Le disparon dentro de su casa, luego de robar dinero, joyas y su camioneta
RONALD PEÑARANDA
La esposa y el hijo de apenas 11 años de edad, de Alfredo Fernándes Abreu, jamás podrán borrar de sus mentes, la fatídica noche del viernes 3 de mayo, cuando un grupo de delincuentes les arrebataron a su ser más querido.
Eran las 9:00 pm de ese día, el comerciante, salía de su panadería en Los Nuevos Teques, al lado del supermercado Pimienta, rumbo a Carrizal a darle la cola a uno de sus empleados que vive en La Ladera.
Cuando estaba de regreso hacia la capital mirandina, en la vía principal de Carrizal, fue interceptado por varios sujetos que estaban armados hasta los dientes.
Los malandros lo sometieron, lo amenazaron luego se montaron en su camioneta Toyota Hilux, gris y seguidamente lo obligaron a que los llevaran a su casa, en el edificio Mimi, también en Los Nuevos Teques.
De allí sustrajeron dinero y joyas y como si esto fuera poco antes de retirarse con el botín le dispararon por la espalda a Fernándes, ante la mirada atónita de su mujer y su muchacho. Finalmente los asesinos huyeron en el vehículo de la víctima.

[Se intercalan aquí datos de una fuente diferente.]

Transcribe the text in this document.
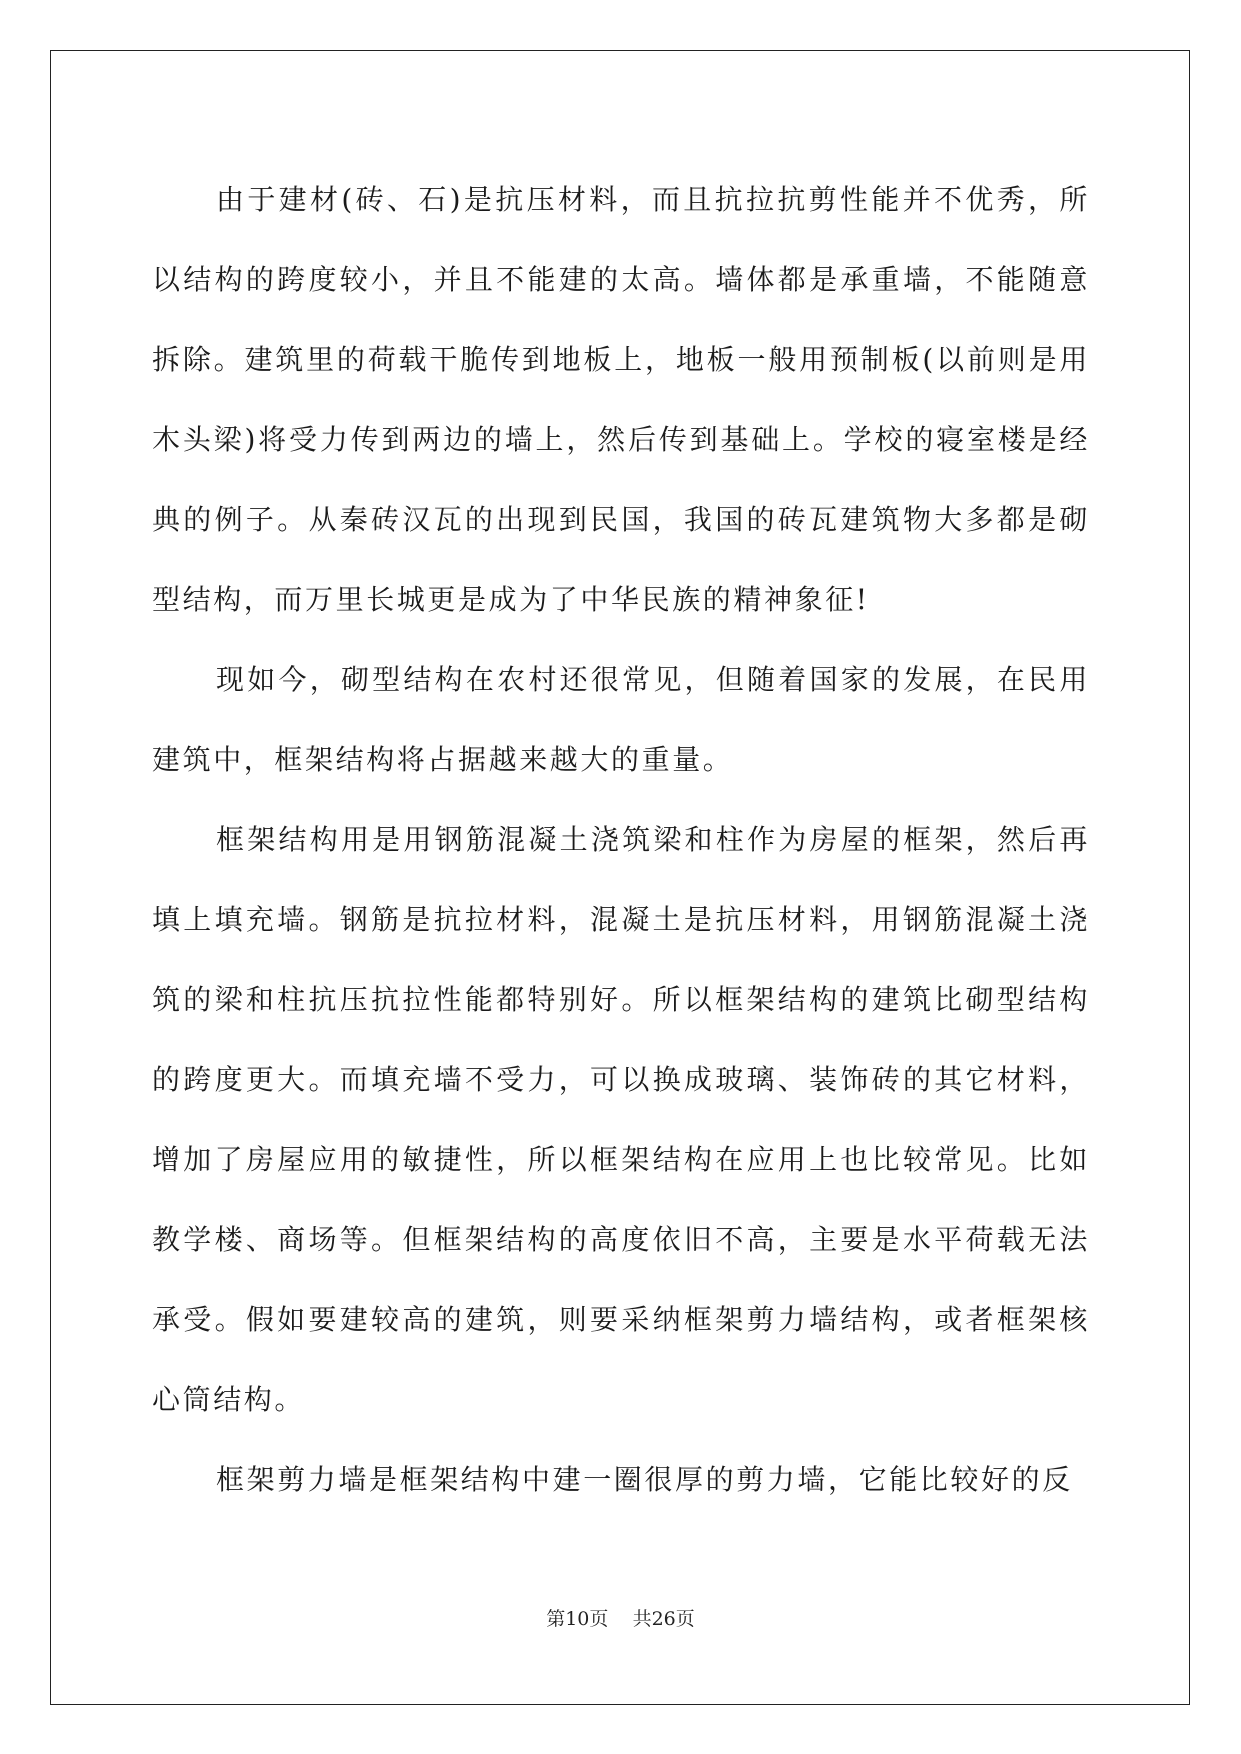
由于建材(砖、石)是抗压材料，而且抗拉抗剪性能并不优秀，所以结构的跨度较小，并且不能建的太高。墙体都是承重墙，不能随意拆除。建筑里的荷载干脆传到地板上，地板一般用预制板(以前则是用木头梁)将受力传到两边的墙上，然后传到基础上。学校的寝室楼是经典的例子。从秦砖汉瓦的出现到民国，我国的砖瓦建筑物大多都是砌型结构，而万里长城更是成为了中华民族的精神象征!

现如今，砌型结构在农村还很常见，但随着国家的发展，在民用建筑中，框架结构将占据越来越大的重量。

框架结构用是用钢筋混凝土浇筑梁和柱作为房屋的框架，然后再填上填充墙。钢筋是抗拉材料，混凝土是抗压材料，用钢筋混凝土浇筑的梁和柱抗压抗拉性能都特别好。所以框架结构的建筑比砌型结构的跨度更大。而填充墙不受力，可以换成玻璃、装饰砖的其它材料，增加了房屋应用的敏捷性，所以框架结构在应用上也比较常见。比如教学楼、商场等。但框架结构的高度依旧不高，主要是水平荷载无法承受。假如要建较高的建筑，则要采纳框架剪力墙结构，或者框架核心筒结构。

框架剪力墙是框架结构中建一圈很厚的剪力墙，它能比较好的反

第10页 共26页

Vecinos que escucharon el alborto se acercaron y encontraron al panadero tirado en el piso de la sala del apartamento, aún estaba con vida. De inmediato lo trasladaron a la Clinica Docente los Altos de Montañalta, donde falleció mientras lo atendían los médicos. Presentó una herida al nivel del omóplato.
El crimen causó conmoción en la comunidad, pues el empresario era muy querido y apreciado en la urbanización.